– Ну, здрасьте, – сказал «дед». – Вот и мы.
Загудело откуда-то сбоку. Едва мы не проскочили.
– Парус! – закричал «дед». – Парус зарифили?
С палубы ответили:
– Убрали уже, сами не глухие.
«Дед» кинулся на верхний мостик, к переговорной трубе:
– Справа по курсу – предмет. Чьё-то судно. Питание на прожектора!
Он сам взялся за прожектор, направил его, и я увидел – сквозь брызги, сквозь заряд – зыбкую тень на волне.
– Видишь его, Николаич? – спросил «дед».
Пароход весь содрогнулся от реверса. Медленно-медленно мы подваливали к шотландцу.
Теперь уже ясно было видно – он к нам стоял кормой. Ох, если бы стоял! А то ведь взлетал выше нас, к небу, а после проваливался к чертям в преисподнюю.
– Поближе не можешь? – кричал «дед». – Ну-ну, Николаич, и за это спасибо.
Там в корме показались люди – в чёрных роканах с белой опушкой. Я ещё отдыхал пока, с грузиком в руке, прислонясь плечом к ящику.

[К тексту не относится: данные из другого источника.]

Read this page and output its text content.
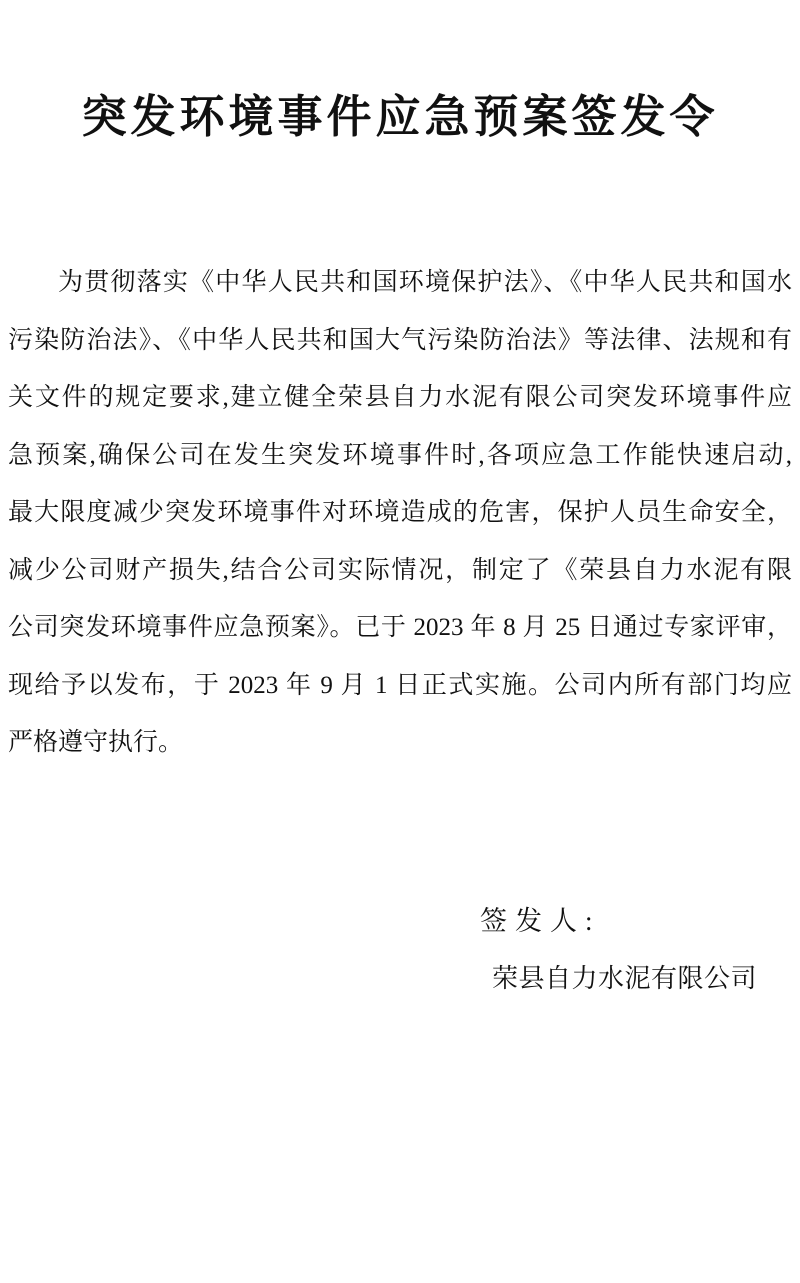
突发环境事件应急预案签发令
为贯彻落实《中华人民共和国环境保护法》、《中华人民共和国水
污染防治法》、《中华人民共和国大气污染防治法》等法律、法规和有
关文件的规定要求,建立健全荣县自力水泥有限公司突发环境事件应
急预案,确保公司在发生突发环境事件时,各项应急工作能快速启动,
最大限度减少突发环境事件对环境造成的危害，保护人员生命安全，
减少公司财产损失,结合公司实际情况，制定了《荣县自力水泥有限
公司突发环境事件应急预案》。已于 2023 年 8 月 25 日通过专家评审，
现给予以发布，于 2023 年 9 月 1 日正式实施。公司内所有部门均应
严格遵守执行。
签发人:
荣县自力水泥有限公司
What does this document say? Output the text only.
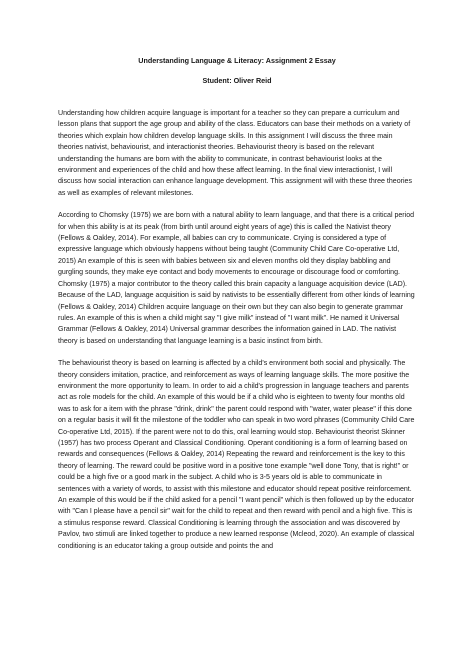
Understanding Language & Literacy: Assignment 2 Essay
Student: Oliver Reid

Understanding how children acquire language is important for a teacher so they can prepare a curriculum and lesson plans that support the age group and ability of the class. Educators can base their methods on a variety of theories which explain how children develop language skills. In this assignment I will discuss the three main theories nativist, behaviourist, and interactionist theories. Behaviourist theory is based on the relevant understanding the humans are born with the ability to communicate, in contrast behaviourist looks at the environment and experiences of the child and how these affect learning. In the final view interactionist, I will discuss how social interaction can enhance language development. This assignment will with these three theories as well as examples of relevant milestones.

According to Chomsky (1975) we are born with a natural ability to learn language, and that there is a critical period for when this ability is at its peak (from birth until around eight years of age) this is called the Nativist theory (Fellows & Oakley, 2014). For example, all babies can cry to communicate. Crying is considered a type of expressive language which obviously happens without being taught (Community Child Care Co-operative Ltd, 2015) An example of this is seen with babies between six and eleven months old they display babbling and gurgling sounds, they make eye contact and body movements to encourage or discourage food or comforting. Chomsky (1975) a major contributor to the theory called this brain capacity a language acquisition device (LAD). Because of the LAD, language acquisition is said by nativists to be essentially different from other kinds of learning (Fellows & Oakley, 2014) Children acquire language on their own but they can also begin to generate grammar rules. An example of this is when a child might say "I give milk" instead of "I want milk". He named it Universal Grammar (Fellows & Oakley, 2014) Universal grammar describes the information gained in LAD. The nativist theory is based on understanding that language learning is a basic instinct from birth.

The behaviourist theory is based on learning is affected by a child's environment both social and physically. The theory considers imitation, practice, and reinforcement as ways of learning language skills. The more positive the environment the more opportunity to learn. In order to aid a child's progression in language teachers and parents act as role models for the child. An example of this would be if a child who is eighteen to twenty four months old was to ask for a item with the phrase "drink, drink" the parent could respond with "water, water please" if this done on a regular basis it will fit the milestone of the toddler who can speak in two word phrases (Community Child Care Co-operative Ltd, 2015). If the parent were not to do this, oral learning would stop. Behaviourist theorist Skinner (1957) has two process Operant and Classical Conditioning. Operant conditioning is a form of learning based on rewards and consequences (Fellows & Oakley, 2014) Repeating the reward and reinforcement is the key to this theory of learning. The reward could be positive word in a positive tone example "well done Tony, that is right!" or could be a high five or a good mark in the subject. A child who is 3-5 years old is able to communicate in sentences with a variety of words, to assist with this milestone and educator should repeat positive reinforcement. An example of this would be if the child asked for a pencil "I want pencil" which is then followed up by the educator with "Can I please have a pencil sir" wait for the child to repeat and then reward with pencil and a high five. This is a stimulus response reward. Classical Conditioning is learning through the association and was discovered by Pavlov, two stimuli are linked together to produce a new learned response (Mcleod, 2020). An example of classical conditioning is an educator taking a group outside and points the and
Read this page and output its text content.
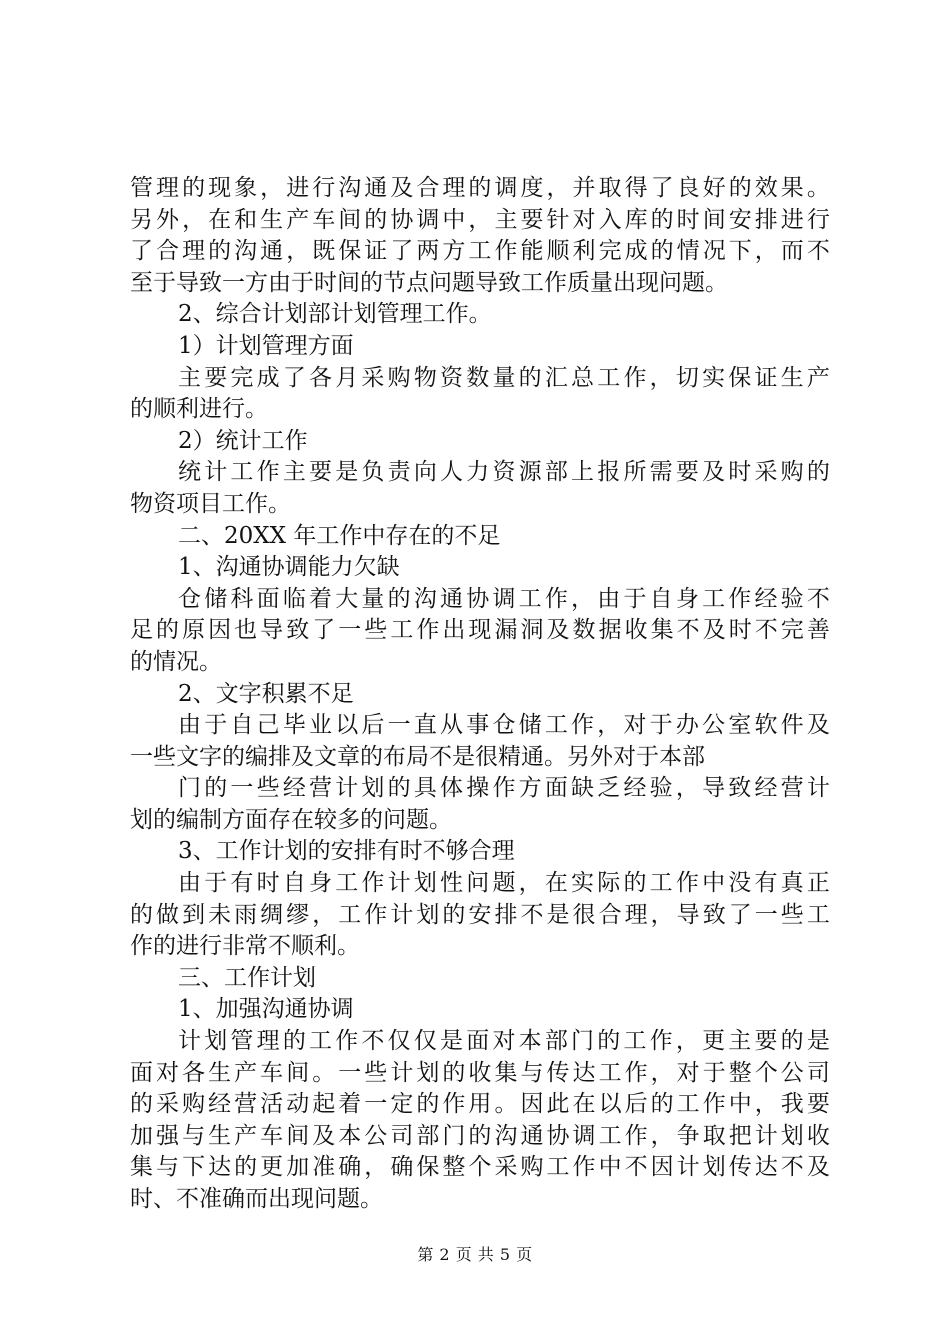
管 理 的 现 象 ， 进 行 沟 通 及 合 理 的 调 度 ， 并 取 得 了 良 好 的 效 果 。
另 外 ， 在 和 生 产 车 间 的 协 调 中 ， 主 要 针 对 入 库 的 时 间 安 排 进 行
了 合 理 的 沟 通 ， 既 保 证 了 两 方 工 作 能 顺 利 完 成 的 情 况 下 ， 而 不
至于导致一方由于时间的节点问题导致工作质量出现问题。
2、综合计划部计划管理工作。
1）计划管理方面
主 要 完 成 了 各 月 采 购 物 资 数 量 的 汇 总 工 作 ， 切 实 保 证 生 产
的顺利进行。
2）统计工作
统 计 工 作 主 要 是 负 责 向 人 力 资 源 部 上 报 所 需 要 及 时 采 购 的
物资项目工作。
二、20XX 年工作中存在的不足
1、沟通协调能力欠缺
仓 储 科 面 临 着 大 量 的 沟 通 协 调 工 作 ， 由 于 自 身 工 作 经 验 不
足 的 原 因 也 导 致 了 一 些 工 作 出 现 漏 洞 及 数 据 收 集 不 及 时 不 完 善
的情况。
2、文字积累不足
由 于 自 己 毕 业 以 后 一 直 从 事 仓 储 工 作 ， 对 于 办 公 室 软 件 及
一些文字的编排及文章的布局不是很精通。另外对于本部
门 的 一 些 经 营 计 划 的 具 体 操 作 方 面 缺 乏 经 验 ， 导 致 经 营 计
划的编制方面存在较多的问题。
3、工作计划的安排有时不够合理
由 于 有 时 自 身 工 作 计 划 性 问 题 ， 在 实 际 的 工 作 中 没 有 真 正
的 做 到 未 雨 绸 缪 ， 工 作 计 划 的 安 排 不 是 很 合 理 ， 导 致 了 一 些 工
作的进行非常不顺利。
三、工作计划
1、加强沟通协调
计 划 管 理 的 工 作 不 仅 仅 是 面 对 本 部 门 的 工 作 ， 更 主 要 的 是
面 对 各 生 产 车 间 。 一 些 计 划 的 收 集 与 传 达 工 作 ， 对 于 整 个 公 司
的 采 购 经 营 活 动 起 着 一 定 的 作 用 。 因 此 在 以 后 的 工 作 中 ， 我 要
加 强 与 生 产 车 间 及 本 公 司 部 门 的 沟 通 协 调 工 作 ， 争 取 把 计 划 收
集 与 下 达 的 更 加 准 确 ， 确 保 整 个 采 购 工 作 中 不 因 计 划 传 达 不 及
时、不准确而出现问题。
第 2 页 共 5 页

А наши уже там высыпали, сгрудились по правому борту.
– На «Пегги»! – боцмана глас прорезался. – Концы ваши где? Концами я, что ли, должен запасаться? Салаги, синбабы-мореходы, олухи царя небесного!..
«Дед» перегнулся через поручень:
– Потише, Страшной! Здесь конец. Мы будем подавать.
– Это почему же – мы?
– Потому что они – бедствующее судно.
– А мы не бедствующее? Я-то помолчу. Только почему всегда рус-Ивану должно быть хуже?
– Это много ты хочешь знать, Страшной, – кричал «дед» весело. – Слишком даже!